Mr. Speaker, I am pleased to support passage at third reading of these technical amendments to the Patent Act. The matter before us is very simple and straightforward. A court decision has determined that a well known practice followed by the Commissioner of Patents was beyond his authority and jurisdiction. As a result, many of the patent applicants and holders who had taken advantage over the years of the commissioner's practice of flexibility are now seeing the protection of their patent rights being jeopardized.
The bill provides a technical solution. It provides the patent applicants and holders with a 12 month period in which to make top-up payments.
Fees are applied to patents, trademarks and industrial designs. On January 1, 2004, a new fee structure came into effect. On filing an application for a patent, a small entity is required to pay $200 and a large entity $400. On requesting an examination, a small entity pays $400 and a large entity $800.

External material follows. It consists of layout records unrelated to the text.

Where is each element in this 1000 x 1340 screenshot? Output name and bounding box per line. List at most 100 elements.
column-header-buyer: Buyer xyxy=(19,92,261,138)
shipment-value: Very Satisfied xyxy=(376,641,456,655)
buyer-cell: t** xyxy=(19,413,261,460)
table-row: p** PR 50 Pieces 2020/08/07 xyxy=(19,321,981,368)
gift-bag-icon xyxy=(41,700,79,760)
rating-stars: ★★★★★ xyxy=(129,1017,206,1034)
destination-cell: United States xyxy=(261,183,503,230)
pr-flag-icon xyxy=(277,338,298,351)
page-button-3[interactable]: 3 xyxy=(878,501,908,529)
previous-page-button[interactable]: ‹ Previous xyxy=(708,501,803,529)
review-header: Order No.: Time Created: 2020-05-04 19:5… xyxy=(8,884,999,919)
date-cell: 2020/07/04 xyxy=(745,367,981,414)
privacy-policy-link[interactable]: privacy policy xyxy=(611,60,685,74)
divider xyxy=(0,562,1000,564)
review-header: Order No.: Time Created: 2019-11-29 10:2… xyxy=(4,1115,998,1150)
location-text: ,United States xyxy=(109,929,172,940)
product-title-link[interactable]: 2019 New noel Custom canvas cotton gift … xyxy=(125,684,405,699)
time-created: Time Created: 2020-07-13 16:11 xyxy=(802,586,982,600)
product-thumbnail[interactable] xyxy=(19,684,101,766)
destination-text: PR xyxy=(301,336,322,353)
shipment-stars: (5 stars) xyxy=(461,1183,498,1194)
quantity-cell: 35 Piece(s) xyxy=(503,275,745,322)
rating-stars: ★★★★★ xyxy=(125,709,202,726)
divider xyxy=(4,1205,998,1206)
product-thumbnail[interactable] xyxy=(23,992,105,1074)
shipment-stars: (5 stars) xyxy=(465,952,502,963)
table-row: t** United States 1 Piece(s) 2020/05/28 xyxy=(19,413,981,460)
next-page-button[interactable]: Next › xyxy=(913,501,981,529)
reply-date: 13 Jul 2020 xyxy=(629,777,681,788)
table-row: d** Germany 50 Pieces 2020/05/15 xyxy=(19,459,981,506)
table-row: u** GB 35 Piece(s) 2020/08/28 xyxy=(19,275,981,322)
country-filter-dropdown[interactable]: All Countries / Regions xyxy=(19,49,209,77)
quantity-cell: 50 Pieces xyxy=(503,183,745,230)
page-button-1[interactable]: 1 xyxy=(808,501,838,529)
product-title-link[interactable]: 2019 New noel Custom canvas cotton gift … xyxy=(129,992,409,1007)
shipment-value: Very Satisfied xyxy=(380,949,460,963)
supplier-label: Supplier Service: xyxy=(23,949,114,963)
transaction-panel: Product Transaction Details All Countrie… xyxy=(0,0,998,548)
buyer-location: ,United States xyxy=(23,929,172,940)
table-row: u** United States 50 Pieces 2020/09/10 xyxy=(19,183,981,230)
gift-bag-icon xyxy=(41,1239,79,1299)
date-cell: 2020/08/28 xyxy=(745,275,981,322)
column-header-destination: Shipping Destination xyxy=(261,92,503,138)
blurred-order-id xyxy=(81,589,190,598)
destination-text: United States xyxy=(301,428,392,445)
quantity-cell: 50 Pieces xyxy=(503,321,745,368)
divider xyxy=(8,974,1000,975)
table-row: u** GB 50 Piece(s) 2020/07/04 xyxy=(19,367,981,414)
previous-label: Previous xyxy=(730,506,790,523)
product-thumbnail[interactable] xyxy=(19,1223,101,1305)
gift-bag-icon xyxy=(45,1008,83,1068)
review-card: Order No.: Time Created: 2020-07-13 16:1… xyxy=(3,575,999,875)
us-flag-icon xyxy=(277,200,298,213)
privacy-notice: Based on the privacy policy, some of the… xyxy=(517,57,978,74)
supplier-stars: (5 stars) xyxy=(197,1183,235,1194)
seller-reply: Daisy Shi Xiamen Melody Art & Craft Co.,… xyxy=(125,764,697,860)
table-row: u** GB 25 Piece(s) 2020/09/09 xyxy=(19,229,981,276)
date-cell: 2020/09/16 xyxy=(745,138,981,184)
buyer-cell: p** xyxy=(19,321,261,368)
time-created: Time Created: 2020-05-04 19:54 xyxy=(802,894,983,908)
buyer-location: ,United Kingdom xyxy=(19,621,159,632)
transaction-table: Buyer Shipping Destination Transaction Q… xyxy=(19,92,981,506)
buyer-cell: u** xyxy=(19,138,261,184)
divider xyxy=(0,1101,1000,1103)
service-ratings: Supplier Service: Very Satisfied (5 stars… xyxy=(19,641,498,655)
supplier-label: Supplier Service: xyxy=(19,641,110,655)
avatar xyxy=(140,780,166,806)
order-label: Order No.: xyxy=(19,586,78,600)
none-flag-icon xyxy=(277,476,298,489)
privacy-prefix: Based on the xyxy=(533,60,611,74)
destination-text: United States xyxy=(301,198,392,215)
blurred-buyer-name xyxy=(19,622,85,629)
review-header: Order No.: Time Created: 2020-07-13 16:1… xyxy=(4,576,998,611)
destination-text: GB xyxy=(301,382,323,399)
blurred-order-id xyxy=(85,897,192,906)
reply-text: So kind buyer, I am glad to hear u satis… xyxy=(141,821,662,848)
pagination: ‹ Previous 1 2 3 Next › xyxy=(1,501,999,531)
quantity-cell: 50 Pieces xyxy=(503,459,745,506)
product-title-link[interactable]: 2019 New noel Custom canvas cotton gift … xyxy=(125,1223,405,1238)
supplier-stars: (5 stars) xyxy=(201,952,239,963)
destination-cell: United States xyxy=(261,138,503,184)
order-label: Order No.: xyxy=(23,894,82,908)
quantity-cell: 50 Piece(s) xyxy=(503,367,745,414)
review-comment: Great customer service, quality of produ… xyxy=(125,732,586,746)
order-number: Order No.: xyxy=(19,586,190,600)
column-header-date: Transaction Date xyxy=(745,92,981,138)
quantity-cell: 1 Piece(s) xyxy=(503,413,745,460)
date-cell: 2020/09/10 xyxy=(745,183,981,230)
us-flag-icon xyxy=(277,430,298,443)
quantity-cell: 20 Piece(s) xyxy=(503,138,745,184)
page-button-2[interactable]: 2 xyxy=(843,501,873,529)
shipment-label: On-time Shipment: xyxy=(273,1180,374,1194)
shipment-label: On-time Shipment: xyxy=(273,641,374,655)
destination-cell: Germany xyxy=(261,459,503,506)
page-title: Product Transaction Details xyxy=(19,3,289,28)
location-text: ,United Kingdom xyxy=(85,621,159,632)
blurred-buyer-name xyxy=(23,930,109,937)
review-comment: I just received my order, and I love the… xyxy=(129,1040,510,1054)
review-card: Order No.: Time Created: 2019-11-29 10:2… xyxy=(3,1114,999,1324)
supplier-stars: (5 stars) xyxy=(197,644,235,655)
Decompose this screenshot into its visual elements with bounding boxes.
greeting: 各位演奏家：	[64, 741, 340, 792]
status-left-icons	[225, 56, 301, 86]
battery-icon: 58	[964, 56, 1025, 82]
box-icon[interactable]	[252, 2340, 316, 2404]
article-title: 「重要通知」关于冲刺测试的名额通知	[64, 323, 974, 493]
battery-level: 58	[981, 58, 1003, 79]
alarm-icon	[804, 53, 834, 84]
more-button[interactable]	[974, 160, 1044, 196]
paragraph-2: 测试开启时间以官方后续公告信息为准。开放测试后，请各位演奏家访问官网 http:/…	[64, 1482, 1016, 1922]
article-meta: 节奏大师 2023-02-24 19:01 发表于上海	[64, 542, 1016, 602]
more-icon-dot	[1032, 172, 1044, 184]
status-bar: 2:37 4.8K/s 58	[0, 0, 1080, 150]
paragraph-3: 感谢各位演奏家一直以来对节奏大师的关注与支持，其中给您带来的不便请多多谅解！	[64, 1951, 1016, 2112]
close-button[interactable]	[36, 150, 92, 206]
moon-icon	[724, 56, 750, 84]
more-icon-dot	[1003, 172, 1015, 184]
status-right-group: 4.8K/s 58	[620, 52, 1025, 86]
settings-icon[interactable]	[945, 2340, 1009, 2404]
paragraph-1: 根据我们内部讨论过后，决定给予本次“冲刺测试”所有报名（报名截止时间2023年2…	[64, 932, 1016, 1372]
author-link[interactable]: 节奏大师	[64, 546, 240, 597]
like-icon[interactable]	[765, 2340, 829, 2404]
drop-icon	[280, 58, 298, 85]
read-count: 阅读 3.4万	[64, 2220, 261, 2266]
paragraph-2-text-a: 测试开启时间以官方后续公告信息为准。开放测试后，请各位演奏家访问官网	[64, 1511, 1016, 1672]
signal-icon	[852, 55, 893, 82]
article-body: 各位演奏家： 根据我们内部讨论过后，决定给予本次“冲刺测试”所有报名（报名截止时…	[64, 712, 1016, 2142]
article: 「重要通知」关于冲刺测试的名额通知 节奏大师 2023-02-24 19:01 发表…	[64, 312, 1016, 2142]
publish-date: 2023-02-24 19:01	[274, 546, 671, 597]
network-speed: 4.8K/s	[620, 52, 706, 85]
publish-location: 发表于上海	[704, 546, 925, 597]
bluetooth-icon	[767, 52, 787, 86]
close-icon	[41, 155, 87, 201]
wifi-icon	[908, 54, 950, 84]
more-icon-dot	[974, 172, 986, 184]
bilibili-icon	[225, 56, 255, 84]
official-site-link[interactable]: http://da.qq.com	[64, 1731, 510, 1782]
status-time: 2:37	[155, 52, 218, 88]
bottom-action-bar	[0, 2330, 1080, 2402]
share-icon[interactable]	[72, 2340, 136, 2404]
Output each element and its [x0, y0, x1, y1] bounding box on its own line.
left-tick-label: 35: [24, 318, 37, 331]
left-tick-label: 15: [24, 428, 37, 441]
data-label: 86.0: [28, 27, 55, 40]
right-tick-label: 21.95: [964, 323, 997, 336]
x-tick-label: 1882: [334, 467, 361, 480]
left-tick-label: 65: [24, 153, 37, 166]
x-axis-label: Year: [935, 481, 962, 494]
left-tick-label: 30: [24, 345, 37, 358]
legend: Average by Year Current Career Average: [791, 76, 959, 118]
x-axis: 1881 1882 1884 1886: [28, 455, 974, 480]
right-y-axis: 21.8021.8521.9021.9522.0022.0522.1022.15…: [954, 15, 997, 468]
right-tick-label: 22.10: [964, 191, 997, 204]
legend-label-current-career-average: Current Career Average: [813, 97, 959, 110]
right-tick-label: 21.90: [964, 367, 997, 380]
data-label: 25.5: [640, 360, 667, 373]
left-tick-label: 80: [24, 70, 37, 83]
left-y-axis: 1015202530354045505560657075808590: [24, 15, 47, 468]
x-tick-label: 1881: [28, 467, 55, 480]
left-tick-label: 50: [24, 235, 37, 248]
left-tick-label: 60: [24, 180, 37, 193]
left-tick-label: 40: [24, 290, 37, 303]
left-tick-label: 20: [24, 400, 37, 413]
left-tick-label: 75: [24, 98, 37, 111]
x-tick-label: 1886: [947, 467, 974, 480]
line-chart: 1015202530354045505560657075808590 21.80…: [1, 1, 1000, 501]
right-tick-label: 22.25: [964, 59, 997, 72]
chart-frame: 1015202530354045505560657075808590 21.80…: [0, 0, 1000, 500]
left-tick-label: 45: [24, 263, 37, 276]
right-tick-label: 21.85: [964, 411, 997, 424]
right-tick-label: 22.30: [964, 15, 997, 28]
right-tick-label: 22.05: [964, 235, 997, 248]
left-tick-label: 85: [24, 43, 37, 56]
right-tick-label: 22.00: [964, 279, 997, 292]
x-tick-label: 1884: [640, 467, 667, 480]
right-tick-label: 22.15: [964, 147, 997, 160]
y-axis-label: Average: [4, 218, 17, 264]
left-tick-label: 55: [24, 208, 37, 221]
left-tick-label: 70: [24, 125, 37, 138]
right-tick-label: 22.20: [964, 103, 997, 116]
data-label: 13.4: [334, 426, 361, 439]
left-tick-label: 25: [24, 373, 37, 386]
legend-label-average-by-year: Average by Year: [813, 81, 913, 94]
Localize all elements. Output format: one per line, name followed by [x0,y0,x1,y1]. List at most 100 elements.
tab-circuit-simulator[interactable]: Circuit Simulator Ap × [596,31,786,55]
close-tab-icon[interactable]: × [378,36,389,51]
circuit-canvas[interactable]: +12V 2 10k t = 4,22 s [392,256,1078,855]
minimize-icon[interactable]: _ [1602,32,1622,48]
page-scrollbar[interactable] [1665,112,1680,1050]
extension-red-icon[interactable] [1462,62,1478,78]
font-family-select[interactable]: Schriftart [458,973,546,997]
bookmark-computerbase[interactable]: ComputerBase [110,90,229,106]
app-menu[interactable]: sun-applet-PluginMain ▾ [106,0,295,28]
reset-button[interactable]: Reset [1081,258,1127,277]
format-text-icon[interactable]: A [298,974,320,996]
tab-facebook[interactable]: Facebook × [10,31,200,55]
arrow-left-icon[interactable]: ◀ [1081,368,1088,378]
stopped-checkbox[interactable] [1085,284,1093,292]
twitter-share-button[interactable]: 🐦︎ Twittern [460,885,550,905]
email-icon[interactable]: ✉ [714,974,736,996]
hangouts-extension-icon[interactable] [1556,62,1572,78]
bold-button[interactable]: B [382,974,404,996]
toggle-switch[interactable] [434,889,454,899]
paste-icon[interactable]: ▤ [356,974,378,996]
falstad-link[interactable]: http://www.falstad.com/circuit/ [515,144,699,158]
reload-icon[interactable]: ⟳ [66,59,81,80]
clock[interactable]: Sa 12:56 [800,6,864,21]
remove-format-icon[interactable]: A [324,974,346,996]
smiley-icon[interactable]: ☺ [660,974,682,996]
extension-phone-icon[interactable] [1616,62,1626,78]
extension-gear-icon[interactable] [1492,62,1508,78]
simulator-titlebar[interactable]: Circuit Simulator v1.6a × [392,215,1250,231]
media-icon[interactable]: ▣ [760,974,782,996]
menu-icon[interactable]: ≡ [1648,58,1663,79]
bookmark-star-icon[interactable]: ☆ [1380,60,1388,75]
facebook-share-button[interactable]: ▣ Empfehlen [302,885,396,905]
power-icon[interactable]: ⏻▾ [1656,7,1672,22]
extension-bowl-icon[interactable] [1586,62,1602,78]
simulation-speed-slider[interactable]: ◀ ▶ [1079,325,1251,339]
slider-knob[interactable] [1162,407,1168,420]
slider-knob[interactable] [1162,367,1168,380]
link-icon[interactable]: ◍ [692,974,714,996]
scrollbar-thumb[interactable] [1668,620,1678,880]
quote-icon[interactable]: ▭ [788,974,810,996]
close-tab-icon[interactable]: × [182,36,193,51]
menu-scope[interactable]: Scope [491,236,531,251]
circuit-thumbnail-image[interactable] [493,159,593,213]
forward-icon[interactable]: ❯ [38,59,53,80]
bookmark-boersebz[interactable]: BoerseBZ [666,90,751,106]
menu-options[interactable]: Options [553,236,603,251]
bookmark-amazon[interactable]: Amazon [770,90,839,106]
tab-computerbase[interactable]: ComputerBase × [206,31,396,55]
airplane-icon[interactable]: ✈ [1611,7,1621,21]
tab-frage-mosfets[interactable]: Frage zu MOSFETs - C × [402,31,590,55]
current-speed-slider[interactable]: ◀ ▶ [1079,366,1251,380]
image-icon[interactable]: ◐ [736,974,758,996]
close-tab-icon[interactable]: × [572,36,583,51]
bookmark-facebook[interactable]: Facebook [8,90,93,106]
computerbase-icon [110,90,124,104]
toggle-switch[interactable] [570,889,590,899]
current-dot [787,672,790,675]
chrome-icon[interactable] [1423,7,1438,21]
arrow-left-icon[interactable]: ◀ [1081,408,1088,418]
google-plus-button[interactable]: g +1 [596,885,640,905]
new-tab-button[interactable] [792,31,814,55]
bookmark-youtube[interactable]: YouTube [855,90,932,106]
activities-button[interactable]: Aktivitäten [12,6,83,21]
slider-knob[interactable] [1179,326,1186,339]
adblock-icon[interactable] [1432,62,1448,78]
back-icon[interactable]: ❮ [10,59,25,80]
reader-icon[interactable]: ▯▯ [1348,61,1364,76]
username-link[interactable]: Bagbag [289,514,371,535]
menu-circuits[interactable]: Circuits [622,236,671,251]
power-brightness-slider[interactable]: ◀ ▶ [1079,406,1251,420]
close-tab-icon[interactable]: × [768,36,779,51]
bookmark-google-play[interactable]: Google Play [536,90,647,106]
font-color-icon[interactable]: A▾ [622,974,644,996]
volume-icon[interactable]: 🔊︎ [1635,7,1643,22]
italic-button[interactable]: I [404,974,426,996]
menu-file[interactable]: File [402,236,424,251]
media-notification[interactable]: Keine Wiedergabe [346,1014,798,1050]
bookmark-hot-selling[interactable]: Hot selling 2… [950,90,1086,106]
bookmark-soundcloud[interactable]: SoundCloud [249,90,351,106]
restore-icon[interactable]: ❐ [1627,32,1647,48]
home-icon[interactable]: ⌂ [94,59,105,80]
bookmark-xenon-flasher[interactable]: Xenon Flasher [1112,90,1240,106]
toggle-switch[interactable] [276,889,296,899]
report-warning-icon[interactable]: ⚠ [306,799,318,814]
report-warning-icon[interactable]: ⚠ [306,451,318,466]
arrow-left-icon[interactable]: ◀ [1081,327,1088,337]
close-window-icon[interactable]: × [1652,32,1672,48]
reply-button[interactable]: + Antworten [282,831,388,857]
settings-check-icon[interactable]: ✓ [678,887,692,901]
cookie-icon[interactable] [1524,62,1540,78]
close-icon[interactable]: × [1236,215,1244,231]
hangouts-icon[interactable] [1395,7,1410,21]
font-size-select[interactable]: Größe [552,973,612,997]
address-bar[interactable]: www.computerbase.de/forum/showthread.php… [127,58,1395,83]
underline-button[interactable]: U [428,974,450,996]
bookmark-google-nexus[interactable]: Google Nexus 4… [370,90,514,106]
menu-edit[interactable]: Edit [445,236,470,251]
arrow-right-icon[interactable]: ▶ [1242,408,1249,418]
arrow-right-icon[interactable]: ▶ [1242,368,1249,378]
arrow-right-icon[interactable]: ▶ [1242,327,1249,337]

Maintenance fees on applications filed on or after October 1, 1989, vary according to the amount of time that has passed. For two to four years, for example, the maintenance fee is $50 for a small entity and $100 for a large entity. At the other end of the continuum, a small entity pays $225 to maintain a patent that is 15 to 19 years old and a large entity pays $450.
One can readily understand why an entity would prefer to pay at the lower amount. This is especially the case with individuals and small businesses. Often an inventor must keep a close eye on the expenses. The invention may one day land the inventor a windfall, but until that happy day comes, the inventor may have to scrape pennies to keep the operation going from one year to the next. But as the Dutch Industries case has shown, it is very important that an entity submit the correct fees; otherwise the patent may lapse.
I think it is very important also to bear in mind that the Commissioner of Patents and the patent applicants and patent holders have acted in good faith in these matters. The applicants and holders endeavoured to pay the right fees and sought corrective action by paying top-up fees if they found they had been mistaken in the past, and the Commissioner of Patents acted in good faith by providing the opportunity to take corrective action by paying top-up fees.
It took a court case to determine that this corrective action was beyond his jurisdiction and authority. Notwithstanding the fact that top-up maintenance fees have been accepted by the Commissioner of Patents, the courts have held that it was an improper exercise of the commissioner's discretion and not within his jurisdiction.
On September 24, 2001, the Canadian Intellectual Property Office issued an official notice stating that, as a result of the Dutch Industries decision, the office will not accept any corrective payments submitted after a due date unless the appropriate actions are taken as required by legislation or, in other words, a reinstatement or late fee in the correct amount is submitted with the prescribed period.
While the impact of the court's decision is understood for going forward, the bill allows for redress for those unexpectedly affected by the decision. But those entities that filed the wrong amount before the prescribed period are now in a state of limbo. Unless we take action with this technical amendment, their patents may lapse.
We should not be penalizing the inventors and innovators who mean so much to our economy. We should give them an opportunity to take corrective action by allowing them, for a period of time, to take the necessary action which results from the court decision.
Many inventors and innovators wait anxiously for our action in this matter. By some estimates, there are some 7,000 patents that may have been maintained with incorrect fees. The Dutch Industries case has put the validity of these patents into question, and until we make this technical amendment, the threat of intellectual property litigation hangs over them.
This technical amendment will provide the patent applicants and holders with 12 months in which they can make top-up payments.
I would point out to the House that during the committee phase, the patent agents, through their professional association, the Intellectual Property Institute of Canada, proposed two amendments to the bill. Neither of these amendments changes the fundamental purpose of the bill.
The first amendment of course provides for greater certainty. The bill is intended to apply to all past top-up payments and make them legal, but when one reads the wording of sections 78.1 and 78.4 of the Patent Act, it is not clear that this would be the case. These two sections of course provide that patent applications filed at certain specific dates are to be dealt with and disposed of in accordance with the provisions of the Patent Act as they read on these dates.
The provisions of this bill will not have been part of the Patent Act on those past specific dates. There is a concern that the technical changes before us would not apply to past filings. That is clearly not the intent of the bill, so a new proposed subsection 78.6(5) has been added to clause 2, stipulating that this section also applies for applications for patents mentioned in sections 78.1 and 78.4.
The second amendment deals with a compliance difficulty. In clause 2, certain information is required when applying to make top-up payments. One requirement is the day on which the prescribed fee was paid. Some of the payments may have been made 10 or 15 years ago. While the day of payment for examination fees or final fees is kept on record, the exact day on which a maintenance fee was paid may not be known. The amended bill now before us has deleted the requirement to provide the day on which the prescribed fee was paid.
These amendments improve a bill that is designed to provide tactical amendments to the Patent Act. The bill passed quickly through second reading and committee stage and I see no reason why it should be delayed here at third reading. I hope hon. members will join me in working for a swift passage of the bill.